Summary: God can see into the depths of our hearts. He wants us to be honest with him. But he doesn’t just leave us there. He expects us to worship him in spirit. So he gives us his own Spirit to dwell in us and cleanse us.
If you were here last week you may remember how John saw his main role as telling people about Jesus. You may also remember that that task of proclaiming Jesus is also our task. Well today we move on to the next episode in John’s account of Jesus’ ministry. Here we find Jesus’ providing a great model for sharing the gospel. We find Jesus taking every opportunity to bring people to a knowledge of the truth which is found in him, and then we see the woman herself becoming a witness to Christ. And we finish with a reminder that the task of evangelism is ongoing.

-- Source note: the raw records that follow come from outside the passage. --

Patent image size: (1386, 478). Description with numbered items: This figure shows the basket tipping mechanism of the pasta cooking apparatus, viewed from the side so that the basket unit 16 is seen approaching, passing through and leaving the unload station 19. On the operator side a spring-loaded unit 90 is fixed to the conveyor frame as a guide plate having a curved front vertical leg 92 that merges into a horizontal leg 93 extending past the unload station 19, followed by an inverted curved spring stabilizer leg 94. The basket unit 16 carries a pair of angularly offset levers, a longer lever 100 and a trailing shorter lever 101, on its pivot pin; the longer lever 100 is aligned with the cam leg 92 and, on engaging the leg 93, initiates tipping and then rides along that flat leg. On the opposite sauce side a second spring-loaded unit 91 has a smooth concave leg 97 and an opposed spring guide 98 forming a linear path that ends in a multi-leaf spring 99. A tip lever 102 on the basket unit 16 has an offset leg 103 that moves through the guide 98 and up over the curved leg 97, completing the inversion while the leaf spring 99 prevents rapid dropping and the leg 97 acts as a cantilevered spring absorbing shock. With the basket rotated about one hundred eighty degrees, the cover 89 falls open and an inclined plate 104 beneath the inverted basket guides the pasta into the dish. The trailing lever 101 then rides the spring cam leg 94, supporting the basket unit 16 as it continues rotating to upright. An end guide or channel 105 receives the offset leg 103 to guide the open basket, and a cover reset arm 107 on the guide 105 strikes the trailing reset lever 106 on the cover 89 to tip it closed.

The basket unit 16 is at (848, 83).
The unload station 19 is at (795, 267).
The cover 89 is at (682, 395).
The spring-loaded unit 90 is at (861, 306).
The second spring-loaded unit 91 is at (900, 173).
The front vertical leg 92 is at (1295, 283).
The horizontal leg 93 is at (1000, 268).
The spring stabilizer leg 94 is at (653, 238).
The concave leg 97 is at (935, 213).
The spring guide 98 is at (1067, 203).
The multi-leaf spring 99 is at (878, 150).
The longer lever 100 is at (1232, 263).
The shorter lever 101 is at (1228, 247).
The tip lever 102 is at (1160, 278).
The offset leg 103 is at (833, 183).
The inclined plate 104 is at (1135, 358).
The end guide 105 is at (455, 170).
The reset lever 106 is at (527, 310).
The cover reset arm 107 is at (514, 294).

Jesus has decided to return to Galilee. The most direct route to Galilee passed through the region of Samaria, so that’s the way they went. We’re told they came to the town of Sychar where Jacob’s well was, and still is. It was the sixth hour, that is midday, and being tired from the journey, Jesus sat down to rest while his disciples went into the town to buy some lunch.
Just then a Samaritan woman comes to the well to draw water. Now this is strange. No-one goes out in the heat of the day to draw water. That’s a job for the morning or evening when it’s cool. So why would this woman come now? Maybe, as we’ll see later, because she’s a social outcast. She comes now so she won’t have to bear the looks and comments of the other women from the town.
So Jesus is sitting by the well and this woman walks up. What do you think he sees? Most Jewish men of his day would have seen a woman, of doubtful moral character, who, even worse, was a Samaritan. Their first thought would have been to ignore her. Even if she’d been brave enough to speak to them they would have turned away. But what does Jesus see? He sees an opportunity to share the gospel with someone who’s in great need of it.
Here we start to approach the central theme of this passage. Every opportunity to share the gospel must be taken. I wonder are you like me, in that when you come across someone, you ask yourself this sort of question. Are they good prospects for the gospel? Do they look like promising material, or should you save your energy for someone else and instead just discuss the weather? Well, one of the amazing things about the gospel is that all sorts of people are touched by it, in totally unpredictable ways.
I mean, look at this woman. As we’ll discover in a moment she’d had 5 husbands already, she was living with a de facto, she had little or no social standing, she would have been looked down on by everyone in town, and yet she’s ripe for the harvest. And what’s more, having heard the gospel she’ll become an evangelist in her turn. So never pass up an opportunity to share the gospel with others. You never know who will respond until you try.
Well, Jesus opens the conversation by asking her for a drink; a very down-to-earth, everyday sort of place to begin. This takes the woman by surprise. She would never have expected a Jew to ask a Samaritan for a drink. It was well known that Jews would never share eating or drinking utensils with a Samaritan. If they did they’d be unclean for the rest of the day. But notice what an effective tool this element of surprise is. It raises the interest of the listener and gets the conversation going.
But then Jesus goes a step further. He takes her response about him asking for a drink and he says: “If you knew the gift of God, and who it is that is saying to you, 'Give me a drink,' you would have asked him, and he would have given you living water.” (John 4:10 NRSV). See how smoothly he moves the conversation from a cool drink to the water of life? Mind you, all she can think of is living water meaning running water, something that’s rare in an arid climate like that of Samaria. But Jesus isn’t talking about physical water. He’s talking about spiritual water, about spiritual life. He says “Those who drink of the water that I will give them will never be thirsty. The water that I will give will become in them a spring of water gushing up to eternal life.”
You know, the Old Testament regularly speaks of water as a symbol of the life that God brings. eg. in Jer 2, God accuses his people of two things. He says: “My people have committed two evils: they have forsaken me, the fountain of living water, and dug out cisterns for themselves, cracked cisterns that can hold no water.”